No es que a él esos detalles le importaran, pero no dejaba de resultarle raro qtie hubiera acabado con una mujer así después de haber estado enamorado tanto tiempo de otra que ni siquiera se depilaba. Pero lo cierto es que la Patricia original, de base, se parecía bastante a Ada: rubia, esbelta, elegante, flexible, contenida. Gabriel era un enamorado en serie. Amaba el mismo ideal, contenido en mujeres diferentes.

Cada mañana, la Patricia original se ponía su máscara del día, lista para salir al gran teatro del mundo a representar el papel genérico que le habían asignado: la novia perfecta, la profesional impecable, la hija devota, todas las mujeres que Gabriel amaba, mujer fragmentada en mil pedazos y mujer para cumplir todos los papeles, pero mujer que en la cama se volvía sólida y material, una sola Patricia de nuevo, de una sola pieza: la Patricia original, algo desvaída sin la suntuosidad, el brillo y el color del maquillaje y el artificio.

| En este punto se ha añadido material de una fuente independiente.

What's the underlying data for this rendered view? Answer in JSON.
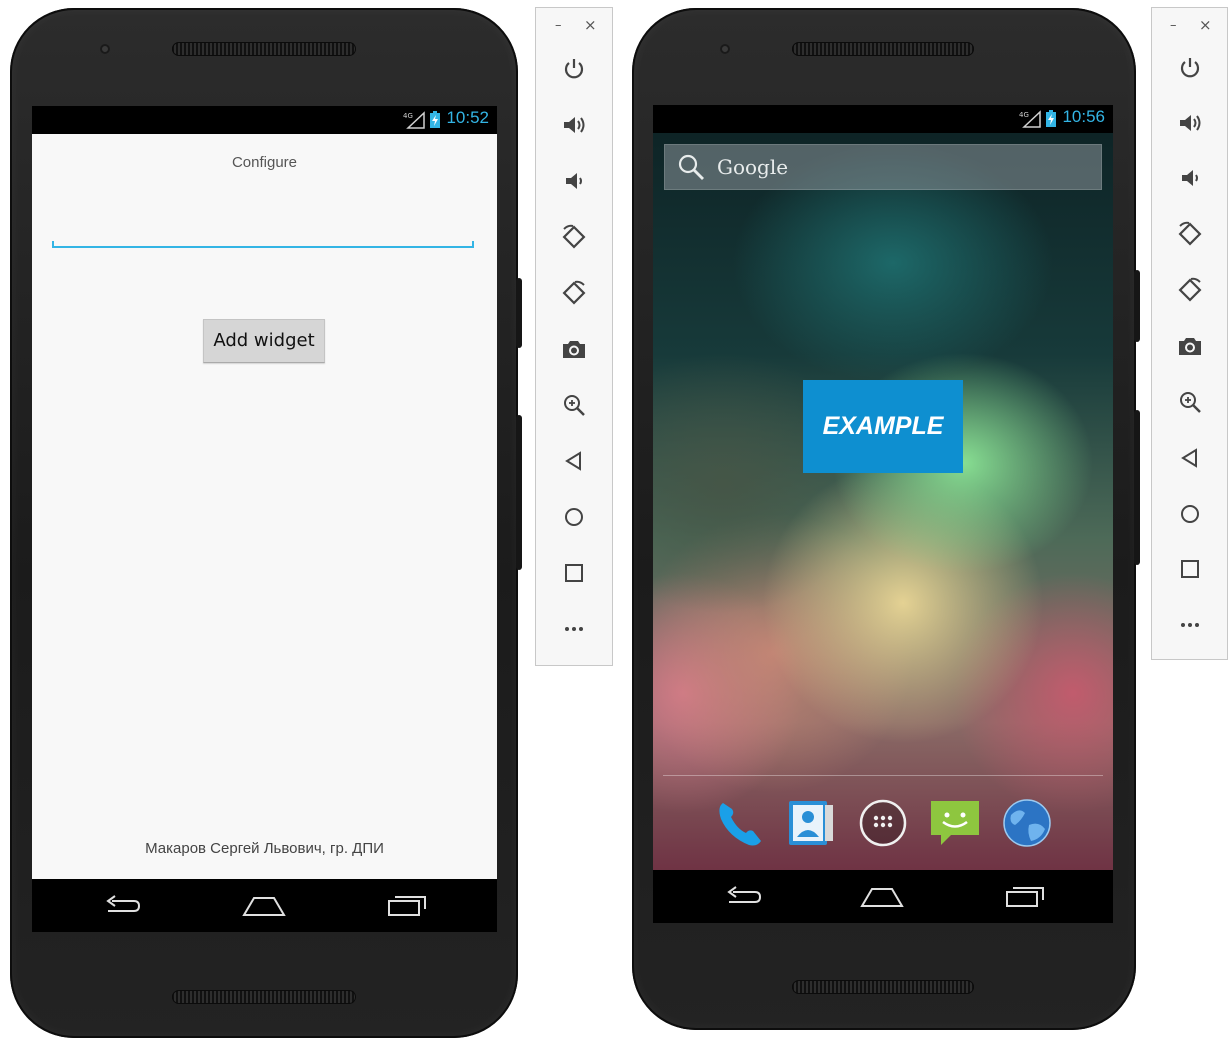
{
  "left_device": {
    "status_time": "10:52",
    "app_title": "Configure",
    "input_value": "",
    "add_button_label": "Add widget",
    "author_text": "Макаров Сергей Львович, гр. ДПИ"
  },
  "right_device": {
    "status_time": "10:56",
    "search_label": "Google",
    "widget_label": "EXAMPLE",
    "dock_apps": [
      "phone-icon",
      "contacts-icon",
      "app-drawer-icon",
      "messaging-icon",
      "browser-icon"
    ]
  },
  "emulator_toolbar": {
    "minimize_label": "–",
    "close_label": "×",
    "controls": [
      "power-icon",
      "volume-up-icon",
      "volume-down-icon",
      "rotate-left-icon",
      "rotate-right-icon",
      "camera-icon",
      "zoom-icon",
      "back-icon",
      "home-icon",
      "overview-icon",
      "more-icon"
    ]
  },
  "colors": {
    "accent": "#33b5e5",
    "widget_bg": "#0e8fd0",
    "phone_body": "#232323"
  }
}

En ese sentido, Ada había sido su antítesis. Lucía el pelo corto y lacio (muy bien cortado, eso sí, en peluquería cara), no se depilaba, no iba al gimnasio (aunque sí iba andancio, cada mañana, desde su casa a la consulta, en un paseo de casi una hora, incluso si llovía o nevaba), no leía revistas femeninas, no parecía mínimamente interesada en moda o decoración y, desde luego, habría preferido dos cuartos de baño separados, de eso Gabriel estaba seguro.

La diferencia estribaba en que Ada no le había querido nunca, y Patricia estaba loca por él. O eso decía ella.